WESTCHESTER, Ill. (CBS) — A pit bull attacked and killed a dachshund again in west suburban Westchester this past weekend, after making headlines and leaving neighbors alarmed for doing the same thing last fall.
The dog that attacked was one of two pit bulls that escaped from their home Sunday despite being declared “vicious” by a Cook County judge.
Westchester police were called for a report of two loose pit bull terriers in the area of Suffolk Avenue and Dickens Street at 6:39 p.m. Sunday.

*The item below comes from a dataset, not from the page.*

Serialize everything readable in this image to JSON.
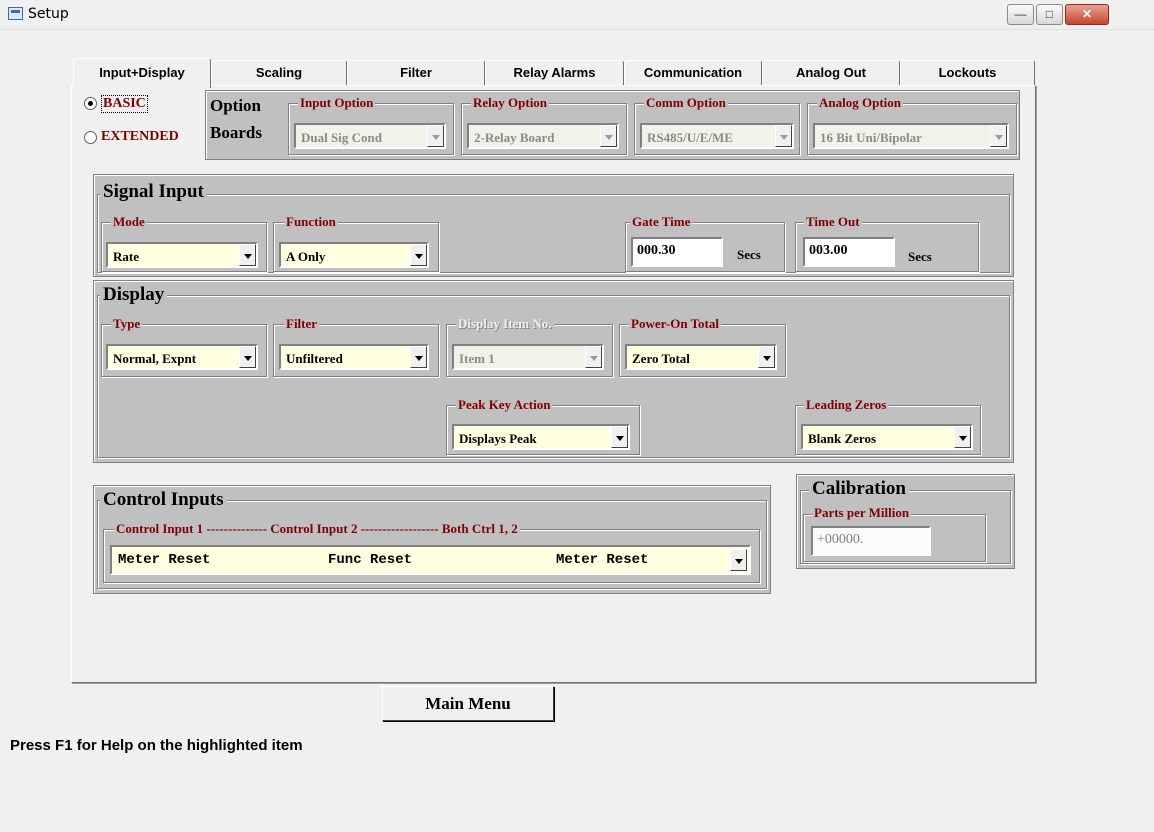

Police said the pit bulls had escaped from their home in the 1400 block of Suffolk Avenue and were running south down the street. Westchester police officers found the 16-month-old female pit bull right away and took the dog into custody without incident, police said.
But it turned out that the other pit bull, a male, attacked a dog in a backyard in the 1400 block of Norfolk Avenue a block to the east, police said.
A day later, one pet owner remained in shock – having suffered a tremendous loss.
Woody Jackson was joined by his dachshund, Mala, as he spoke to CBS 2’s Jeremy Ross.
“This is Mala. He was not injured,” Jackson said. “I’ve never seen an animal as traumatized as he was as a survivor.”
But Mala’s sister, an 8-year-old dachshund named Sookie, was not as fortunate.
“The thing that breaks my heart the most is she was such a docile dog,” Jackson said. “She didn’t deserve to die in her back yard.”
The shock for Jackson remained Monday night. He made the alarming discovery that, somehow, another dog got out onto his fenced-off property to attack his dogs.
“The dog attacked the underbelly,” Jackson said. “They clamp on and they just flip.”
Meanwhile, J.P. Salazar heard the yelping.
“I started hearing the shrieks about right here,” he said as he stood at the end of Jackson’s driveway. “When I got here, I saw that there was a pit bull shaking the dachshund in its mouth, so I dropped the cane and I rushed over.”
Salazar – despite recently having had surgery and having to walk with a cane right now – managed to wrestle the attacking dog down and wait for police.
Investigators and Salazar would later discover that the attacking pit bull was familiar to the court system.
“I see on the collar, ‘vicious dog,’” he said.
It just so happens that CBS 2 reported on the very same two pit bulls back in November, when police said they killed another man’s dog – a 7-year-old dachshund named Harry.
Carl Panek, 81, told CBS 2 he was taking his dog on a nightly walk when the pit bulls came out and “shredded (the dachshund), it was like nothing.”
Panek tried to push the dogs off, but wound up with 15 puncture wounds on his hands.
The female pit bull was on the scene and had blood on her in the incident back in the fall, but it was not clear whether she was involved, police said.
Law enforcement confirmed to CBS 2 that the male pit bull is connected to the attack on Sunday.
They added that both pit bulls – a male and a female named Jax and Jinx – were declared vicious and were required to be muzzled and enclosed. But neither was.
The owners of the pit bulls came to the Westchester police station to claim the dogs following the Sunday incident, and decided to have the male pit bull euthanized Sunday evening, police said. The female pit bull was taken to another animal hospital, where she could be impounded pending a status decision by a Cook County judge.
“That could have been somebody’s kid. That was somebody’s small dog,” Salazar said.
Ross knocked on the dogs’ owner’s door, but the owner refused to comment.
But Jackson commented on Salazar’s bravery.
“He saved the other dog,” Jackson said.
Both men wished the outcome and circumstances were very different.
“This could have easily been prevented,” Salazar said.
“You can have bad dogs, but I still think it’s the owner that takes responsibility,” Jackson added.
It’s unclear how the dogs escaped the court-ordered enclosure. Their owners have been issued multiple citations, and are scheduled to appear in court on Wednesday.